Hicks v. State

Annotate this Case

596 P.2d 505 (1979)

Ernest HICKS, Appellant, v. The STATE of Nevada, Respondent.

No. 10478.

Supreme Court of Nevada.

June 28, 1979.

*506 Howard Ecker, Las Vegas, for appellant.

Richard H. Bryan, Atty. Gen., Carson City, Robert J. Miller, Clark County Dist. Atty., and H. Leon Simon, Chief App. Deputy Dist. Atty., Las Vegas, for respondent.



Appellant Ernest Hicks was charged, tried by jury and convicted of three counts of armed robbery (NRS 193.165, 200.380), and sentenced to concurrent terms of 30 years for each offense, the maximum allowable sentences. On appeal, Hicks urges a reversal of his convictions, contending the trial court erred in denying his pretrial motions to suppress certain evidence procured as a result of the search of the apartment in which he was found and the car he used in perpetrating the offenses. He also claims the denial of his pretrial motion in limine to exclude proof of his 1975 robbery conviction was error. Finally, he challenges the sufficiency of the evidence to support the verdicts.

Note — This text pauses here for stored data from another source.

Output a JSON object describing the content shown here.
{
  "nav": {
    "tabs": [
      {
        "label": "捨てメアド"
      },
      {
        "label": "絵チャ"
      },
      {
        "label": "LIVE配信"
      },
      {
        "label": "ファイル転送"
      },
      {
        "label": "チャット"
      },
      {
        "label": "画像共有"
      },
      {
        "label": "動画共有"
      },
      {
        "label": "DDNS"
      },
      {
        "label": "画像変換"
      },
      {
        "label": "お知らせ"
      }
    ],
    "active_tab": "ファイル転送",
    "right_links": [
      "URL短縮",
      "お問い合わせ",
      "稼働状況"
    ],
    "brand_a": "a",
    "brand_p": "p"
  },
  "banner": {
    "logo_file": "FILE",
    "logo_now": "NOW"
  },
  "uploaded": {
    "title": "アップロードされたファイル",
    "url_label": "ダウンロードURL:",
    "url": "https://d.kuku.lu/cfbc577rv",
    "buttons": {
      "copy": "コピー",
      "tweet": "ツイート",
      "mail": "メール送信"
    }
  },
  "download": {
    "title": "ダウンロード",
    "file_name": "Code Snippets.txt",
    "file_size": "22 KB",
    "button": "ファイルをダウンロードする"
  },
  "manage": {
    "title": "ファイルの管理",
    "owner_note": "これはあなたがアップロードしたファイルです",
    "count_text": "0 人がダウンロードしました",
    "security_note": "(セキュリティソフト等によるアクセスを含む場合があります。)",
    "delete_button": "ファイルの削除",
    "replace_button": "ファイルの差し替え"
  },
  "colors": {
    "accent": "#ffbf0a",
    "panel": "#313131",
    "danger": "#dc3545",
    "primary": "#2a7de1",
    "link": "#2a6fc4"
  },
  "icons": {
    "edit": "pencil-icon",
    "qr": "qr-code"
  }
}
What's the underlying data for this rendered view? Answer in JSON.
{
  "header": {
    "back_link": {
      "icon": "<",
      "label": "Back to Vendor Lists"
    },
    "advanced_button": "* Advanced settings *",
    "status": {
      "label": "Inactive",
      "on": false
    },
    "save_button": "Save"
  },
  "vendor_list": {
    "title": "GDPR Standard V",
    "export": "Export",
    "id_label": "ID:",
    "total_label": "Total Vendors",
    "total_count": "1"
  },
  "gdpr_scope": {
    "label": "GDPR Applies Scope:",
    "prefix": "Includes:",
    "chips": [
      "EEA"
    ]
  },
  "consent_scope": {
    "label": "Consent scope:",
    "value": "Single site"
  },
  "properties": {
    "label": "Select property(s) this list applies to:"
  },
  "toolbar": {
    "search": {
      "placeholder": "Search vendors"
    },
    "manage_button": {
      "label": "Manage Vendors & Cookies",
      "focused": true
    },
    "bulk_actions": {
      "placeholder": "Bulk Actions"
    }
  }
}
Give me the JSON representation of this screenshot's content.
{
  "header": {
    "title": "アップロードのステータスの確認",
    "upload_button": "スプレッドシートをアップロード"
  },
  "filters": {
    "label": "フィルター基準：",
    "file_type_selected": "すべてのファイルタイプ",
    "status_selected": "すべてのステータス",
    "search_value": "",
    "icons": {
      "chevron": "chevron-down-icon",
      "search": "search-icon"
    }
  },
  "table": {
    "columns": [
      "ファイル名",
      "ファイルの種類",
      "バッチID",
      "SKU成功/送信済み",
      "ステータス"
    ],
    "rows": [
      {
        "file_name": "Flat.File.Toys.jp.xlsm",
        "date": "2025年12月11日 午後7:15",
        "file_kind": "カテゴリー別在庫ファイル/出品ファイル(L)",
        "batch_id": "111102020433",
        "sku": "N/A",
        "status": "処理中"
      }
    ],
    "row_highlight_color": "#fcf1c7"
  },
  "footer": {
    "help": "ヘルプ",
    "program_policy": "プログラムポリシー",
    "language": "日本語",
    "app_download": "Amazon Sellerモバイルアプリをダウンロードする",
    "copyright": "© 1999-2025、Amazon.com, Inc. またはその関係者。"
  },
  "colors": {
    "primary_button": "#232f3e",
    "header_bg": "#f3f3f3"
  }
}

1. Because appellant neither alleged nor proved a proprietary or other interest in the car, the apartment or any of the items searched and seized, he is without standing to challenge the legality of the warrantless searches which led to the discovery of the damaging evidence used to convict him.[1]Roberts v. State, 95 Nev. 288, 593 P.2d 57 (1979); Rakas v. Illinois, 439 U.S. 128, 99 S. Ct. 421, 58 L. Ed. 2d 387 (1978).

2. Subject to certain exceptions not relevant to this appeal, NRS 50.095(1) permits the use of prior felony convictions for the purpose of impeaching the credibility of any witness. Prior to trial, appellant moved the district court to preclude the use of his 1975 Las Vegas robbery conviction for purposes of impeaching his testimony in the event he took the stand. Although Hicks made no offer of proof as to what his testimony might be, the trial judge balanced the potential for prejudice against the usefulness of the prior conviction for the purpose of impeachment and concluded the probative value of the proposed impeachment was not "substantially outweighed by the danger of unfair prejudice, of confusion of the issues or of misleading the jury." NRS 48.035(1). We have often demonstrated our reluctance to disturb such discretionary evidentiary rulings, Yates v. State, 95 Nev. 446, 596 P.2d 239 (1979); Redeford v. State, 93 Nev. 649, 572 P.2d 219 (1977); Anderson v. State, 92 Nev. 21, 544 P.2d 1200 (1976); Edwards v. State, 90 Nev. 255, 524 P.2d 328 (1974), and here, we perceive no error.

3. There is abundant evidence to support the verdicts. In addition to the firearms used, the state offered in evidence the clothing appellant wore during the commission of the crimes. His fingerprint was found on one of the handguns.

Moreover, each of the three victims identified Hicks as one of the perpetrators. Their testimony was corroborated in large part by various eye witnesses. The sufficiency of the identification testimony was within the province of the jury. Porter v. State, 94 Nev. 142, 576 P.2d 275 (1978); Dearman v. State, 93 Nev. 364, 566 P.2d 407 (1977); Wise v. State, 92 Nev. 181, 547 P.2d *507 314 (1976); Hankins v. State, 91 Nev. 477, 538 P.2d 167 (1975).

The convictions are affirmed.


[1] Even if his mere presence on the premises were sufficient to confer standing, Mrs. Mitchell, the tenant to whom the premises were let, consented to the search of her apartment. Sparkman v. State, 95 Nev. 76, 590 P.2d 151 (1979). Likewise, Mr. Thomas, the owner of the automobile, consented to the search of his vehicle.